Il était fortement attendu sur la Croisette, dans la sélection officielle du Festival de Cannes : et pourtant, Loro, le nouveau film de Paolo Sorrentino, qui raconte la vie personnelle de Silvio Berlusconi, n'a pas été sélectionné par Thierry Frémaux et le comité de sélection de Cannes.
Dans ce long-métrage en deux volets, Toni Servillo incarne avec son charisme indéniable le plus fantasque des hommes politiques italien pour une interprétation des plus hypnotisantes, comme il a pris l'habitude de le faire depuis une vingtaine d'années.
Pour Hélène Frappat, qui vient de consacrer un livre à l'acteur, Toni Servillo le nouveau monstre (on note la référence du titre aux films de Dino Risi (Les Monstres - 1963 et Les Nouveaux monstres - 1977), ce nouveau rôle de Servillo s'inscrit de façon totalement cohérente dans sa filmographie globale, tant tous les personnages qu'incarnent l'acteur, qui a pris l'habitude d'entrer dans l'inconscient de l'homme de pouvoir se confondent pour faire de Toni Servillo un "monstre" au sens étymologique du nom.
En effet, selon les arguments- particulièrement judicieux- d'Hélène Frappat, "le monstre ne rapproche pas mais éloigne il ne ressemble, ni ne rassemble". A Hollywood, on appelle ce type d'acteur, séparé du public par son "rayonnement mystérieux", une star ; en Italie, un monstre. "D'un monstre, on ne retient d'ailleurs jamais un personnage, ni même un film, mais plutôt le film continu que la constellation de ses rôles dessine."

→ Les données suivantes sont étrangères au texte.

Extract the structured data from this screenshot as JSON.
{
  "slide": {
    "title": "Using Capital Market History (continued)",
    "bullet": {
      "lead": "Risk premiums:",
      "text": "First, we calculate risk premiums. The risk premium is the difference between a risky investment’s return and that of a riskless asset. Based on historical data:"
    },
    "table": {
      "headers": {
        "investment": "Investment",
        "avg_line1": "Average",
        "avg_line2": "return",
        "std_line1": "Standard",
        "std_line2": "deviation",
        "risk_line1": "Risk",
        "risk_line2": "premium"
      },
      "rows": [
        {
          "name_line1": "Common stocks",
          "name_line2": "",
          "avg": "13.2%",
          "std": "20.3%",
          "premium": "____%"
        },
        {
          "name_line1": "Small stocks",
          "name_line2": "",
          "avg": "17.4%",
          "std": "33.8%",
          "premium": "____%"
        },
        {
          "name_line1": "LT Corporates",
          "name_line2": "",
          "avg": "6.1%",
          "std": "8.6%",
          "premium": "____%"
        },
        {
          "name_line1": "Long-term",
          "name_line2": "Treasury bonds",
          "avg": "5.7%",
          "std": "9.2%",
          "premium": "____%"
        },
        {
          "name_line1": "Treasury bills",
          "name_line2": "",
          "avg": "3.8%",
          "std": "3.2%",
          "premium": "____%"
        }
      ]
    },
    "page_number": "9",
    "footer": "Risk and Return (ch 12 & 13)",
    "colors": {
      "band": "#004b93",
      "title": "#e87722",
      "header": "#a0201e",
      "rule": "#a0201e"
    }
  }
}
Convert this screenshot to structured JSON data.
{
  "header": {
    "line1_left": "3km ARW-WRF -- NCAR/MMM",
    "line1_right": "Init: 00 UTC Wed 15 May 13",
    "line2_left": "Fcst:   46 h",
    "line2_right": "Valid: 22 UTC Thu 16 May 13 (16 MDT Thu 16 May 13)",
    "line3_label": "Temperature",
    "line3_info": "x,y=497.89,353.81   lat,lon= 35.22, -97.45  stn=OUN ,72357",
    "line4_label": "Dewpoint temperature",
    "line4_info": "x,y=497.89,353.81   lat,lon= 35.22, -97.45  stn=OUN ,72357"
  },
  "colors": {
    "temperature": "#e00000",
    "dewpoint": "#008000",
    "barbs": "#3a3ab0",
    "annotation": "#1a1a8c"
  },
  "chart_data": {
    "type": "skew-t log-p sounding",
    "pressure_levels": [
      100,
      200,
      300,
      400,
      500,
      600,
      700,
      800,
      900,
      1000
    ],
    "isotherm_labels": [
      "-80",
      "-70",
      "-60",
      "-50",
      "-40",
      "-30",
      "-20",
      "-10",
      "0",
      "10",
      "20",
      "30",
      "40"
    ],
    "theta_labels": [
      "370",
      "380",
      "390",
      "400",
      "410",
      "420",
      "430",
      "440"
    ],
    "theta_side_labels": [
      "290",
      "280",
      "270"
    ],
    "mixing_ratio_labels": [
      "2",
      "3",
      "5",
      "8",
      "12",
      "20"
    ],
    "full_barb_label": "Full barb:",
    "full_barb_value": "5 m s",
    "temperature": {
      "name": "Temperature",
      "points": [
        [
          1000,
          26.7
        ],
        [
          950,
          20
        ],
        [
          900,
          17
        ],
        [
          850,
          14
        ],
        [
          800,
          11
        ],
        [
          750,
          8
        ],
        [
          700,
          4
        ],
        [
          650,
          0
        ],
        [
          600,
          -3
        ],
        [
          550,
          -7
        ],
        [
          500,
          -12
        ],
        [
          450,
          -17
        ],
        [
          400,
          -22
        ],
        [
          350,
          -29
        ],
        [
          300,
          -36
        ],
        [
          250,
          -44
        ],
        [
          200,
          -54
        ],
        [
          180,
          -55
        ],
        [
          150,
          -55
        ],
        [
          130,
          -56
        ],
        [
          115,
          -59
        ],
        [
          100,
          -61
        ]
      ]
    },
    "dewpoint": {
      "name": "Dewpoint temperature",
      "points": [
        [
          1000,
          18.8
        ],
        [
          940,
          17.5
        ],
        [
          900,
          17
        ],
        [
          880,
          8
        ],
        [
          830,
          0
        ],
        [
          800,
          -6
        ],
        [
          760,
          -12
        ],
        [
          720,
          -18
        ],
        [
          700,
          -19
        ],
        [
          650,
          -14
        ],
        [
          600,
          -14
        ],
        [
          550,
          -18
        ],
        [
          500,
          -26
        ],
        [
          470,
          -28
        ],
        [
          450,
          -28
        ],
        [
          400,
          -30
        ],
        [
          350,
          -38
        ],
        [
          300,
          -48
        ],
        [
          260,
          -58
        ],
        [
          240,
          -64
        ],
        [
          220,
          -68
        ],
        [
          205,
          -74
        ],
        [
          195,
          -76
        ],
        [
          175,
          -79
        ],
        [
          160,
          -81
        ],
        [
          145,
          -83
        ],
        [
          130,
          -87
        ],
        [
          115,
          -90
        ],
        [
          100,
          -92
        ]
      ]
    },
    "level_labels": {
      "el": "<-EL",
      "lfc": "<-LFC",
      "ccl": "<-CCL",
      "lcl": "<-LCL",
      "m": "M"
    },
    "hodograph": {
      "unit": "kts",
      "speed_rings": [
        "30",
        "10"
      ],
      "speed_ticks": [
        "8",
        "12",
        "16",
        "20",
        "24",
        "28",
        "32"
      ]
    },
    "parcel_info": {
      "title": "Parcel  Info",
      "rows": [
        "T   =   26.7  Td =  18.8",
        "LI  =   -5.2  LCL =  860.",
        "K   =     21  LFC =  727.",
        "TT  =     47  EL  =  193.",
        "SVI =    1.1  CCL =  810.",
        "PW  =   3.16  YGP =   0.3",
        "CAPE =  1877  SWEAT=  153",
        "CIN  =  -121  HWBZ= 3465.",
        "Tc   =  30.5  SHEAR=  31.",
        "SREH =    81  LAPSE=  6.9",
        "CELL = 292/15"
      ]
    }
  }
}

Dans ce très bel objet critique qui va au bout de son idée, tout au long de sa centaine de pages, l'auteure nous explique que le monstre est ainsi toujours associé à une unique fonction, et en l'occurence pour Toni Servillo, il s'agit de celle du pouvoir. "Il a interprété toutes les formes du pouvoir humain", qu'il soit frivole (La Grande Bellezza), violent (Gomorra, Une vie tranquille, Un Tigre parmi les singes), en mutation (Il Divo et Loro).
Servillo, que Hélène Frappat a tendance dans son ouvrage à comparer à Isabelle Huppert, autre actrice monstre- qui ont partagé ensemble l'affiche du film de Marco Bellochio "La Belle endormie", ne suscite pas contrairement aux comédiens lambda un phénomène d'identification auprès des spectateurs, mais au contraire un processus de répulsion et d'attrait qu'on peut ressentir pour les monstres.